6. Gourmet up-selling
While we’re on the subject of Things On Planes Being Made To Sound Vastly Better Than They Are, the effusive descriptions of some of the food now sold on aircraft in lieu of a proper dinner service can also be consigned to the bottom of a deep and very dark pit. It is not a “Handmade rocquefort and chevre bleu sandwich on artisan sour-dough”. It is a cheese bap, which was wrapped in plastic in Slough approximately three days ago. And you are going to charge me £8.99 for it. Or £13.99 if I want to add in a bag of crisps and a bottle of water, and have the “mega-meal”. Which is neither “mega”, nor much of a “meal”.
7. Misleading airport identities
What’s this? We’re flying to “Barcelona-Girona Airport”? Sounds intriguing. Which one is it? Oh, its neither. It’s a runway in some fields a fair distance south of the latter, and a very long way from the former. Why has the airline marketed it as such? What do you mean I should have consulted Google Maps first? A taxi to the Sagrada Familia is how much!!??
8. Falling asleep in the aisle seat
There are greater crimes committed on planes, but wedging yourself into the seat at the end of the row and falling asleep before take-off is a misdemeanour of the highest order. Yes, I’m sorry that you didn’t get a window seat. No, I’m not going to swap; you should have checked in sooner. Yes, I really do need the toilet. No, it’s none of your business why I did or didn’t go in the terminal, and how much I drank in the air-side bar. Yes, you’re going to have to move. No, I’m not prepared to clamber over you. Yes, there will be an accident if you don’t do it. No, I can’t promise it will be the last time. Yes, I will throttle you if you harrumph at me again. No, there is not a court on this planet which would convict me for this.
9. English breakfasts in Spanish seaside resorts
Look, the entire continent already thinks we’re a bit weird because of the whole Brexit thing. You’re in the south of Spain. There’s a cafe down there serving an array of delicate pastries, delightful cold-cut meats and a host of fine coffees. Are you sure you want four sausages, three eggs and a bucket of bacon? It’s 35 degrees out there man, for pity’s sake.
10. In-flight movies starring Adam Sandler
Here is a chap who was funny once, briefly, in 1998, about 29 minutes into The Wedding Singer. It’s been something of a Laughter Desert since then.
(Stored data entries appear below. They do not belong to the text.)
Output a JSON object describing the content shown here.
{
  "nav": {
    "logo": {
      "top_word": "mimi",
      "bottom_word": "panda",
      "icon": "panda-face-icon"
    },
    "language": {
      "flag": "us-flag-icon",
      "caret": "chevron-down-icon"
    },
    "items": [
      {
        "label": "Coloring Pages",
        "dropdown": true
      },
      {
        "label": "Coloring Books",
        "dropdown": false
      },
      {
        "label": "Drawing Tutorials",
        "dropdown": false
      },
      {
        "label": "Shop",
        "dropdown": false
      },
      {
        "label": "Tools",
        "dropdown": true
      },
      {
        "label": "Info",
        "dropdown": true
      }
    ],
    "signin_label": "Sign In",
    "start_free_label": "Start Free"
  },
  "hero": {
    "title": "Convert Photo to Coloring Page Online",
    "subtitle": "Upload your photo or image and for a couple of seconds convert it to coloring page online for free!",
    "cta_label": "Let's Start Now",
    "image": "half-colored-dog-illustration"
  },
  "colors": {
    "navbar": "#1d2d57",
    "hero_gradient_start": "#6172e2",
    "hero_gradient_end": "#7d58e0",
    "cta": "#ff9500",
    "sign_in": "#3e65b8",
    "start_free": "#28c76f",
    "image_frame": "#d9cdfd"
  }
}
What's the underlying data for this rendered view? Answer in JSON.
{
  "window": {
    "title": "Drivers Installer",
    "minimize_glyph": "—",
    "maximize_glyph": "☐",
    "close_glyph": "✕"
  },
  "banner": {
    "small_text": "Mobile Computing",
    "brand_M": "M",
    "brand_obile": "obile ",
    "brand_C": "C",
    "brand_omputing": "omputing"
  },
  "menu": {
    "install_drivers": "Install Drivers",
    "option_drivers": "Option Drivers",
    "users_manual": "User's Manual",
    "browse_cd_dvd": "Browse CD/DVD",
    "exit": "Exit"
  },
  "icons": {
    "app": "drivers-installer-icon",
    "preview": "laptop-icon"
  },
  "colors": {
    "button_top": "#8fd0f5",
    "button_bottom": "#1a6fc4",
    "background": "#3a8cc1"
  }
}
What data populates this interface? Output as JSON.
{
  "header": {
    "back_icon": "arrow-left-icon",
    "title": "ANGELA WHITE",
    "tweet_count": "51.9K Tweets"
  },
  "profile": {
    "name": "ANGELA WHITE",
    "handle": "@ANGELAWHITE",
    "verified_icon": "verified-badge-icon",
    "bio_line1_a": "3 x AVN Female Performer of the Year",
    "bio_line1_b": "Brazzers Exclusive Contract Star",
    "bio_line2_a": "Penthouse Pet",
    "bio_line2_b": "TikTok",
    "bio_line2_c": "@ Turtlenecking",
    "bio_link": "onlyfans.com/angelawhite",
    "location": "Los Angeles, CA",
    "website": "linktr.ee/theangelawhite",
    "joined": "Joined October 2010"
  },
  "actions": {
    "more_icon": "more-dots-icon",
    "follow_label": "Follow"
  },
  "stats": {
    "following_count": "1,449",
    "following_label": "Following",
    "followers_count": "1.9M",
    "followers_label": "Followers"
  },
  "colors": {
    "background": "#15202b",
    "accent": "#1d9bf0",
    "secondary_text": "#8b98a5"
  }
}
Running any of his films on a plane in 2017 is less in-flight entertainment, more mercilessly torturing a captive audience. What’s that? They made a sequel to Grown Ups? Really? And this airline is showing it?
11. Instagram posts of your dinner
Five-year-olds who play with their food and leave it on the plate to get cold go straight to bed with story and no chocolate. Twenty-three-year-olds who do it get a million followers on Instagram, and a false sense of their own worth. The planet is a strange place at times.
12. Tourists. Anywhere. Ever
Holidaymakers. Dreadful people. Cluttering up cities and beaches and airports and national parks and sites of recognised beauty with their joking and talking and smiling and being interested in stuff and having a nice time. Let’s just ban them all. All of them. Immediately. Venice was so much better in the 13th century when it was just Marco Polo and cholera. Paris was so much nicer during the French Revolution, and there was free entertainment every day on Place de la Concorde. Tourism is dreadful and it ruins everything it touches. Let’s all never go anywhere, ever again. Hang on, this isn’t going to work, is it?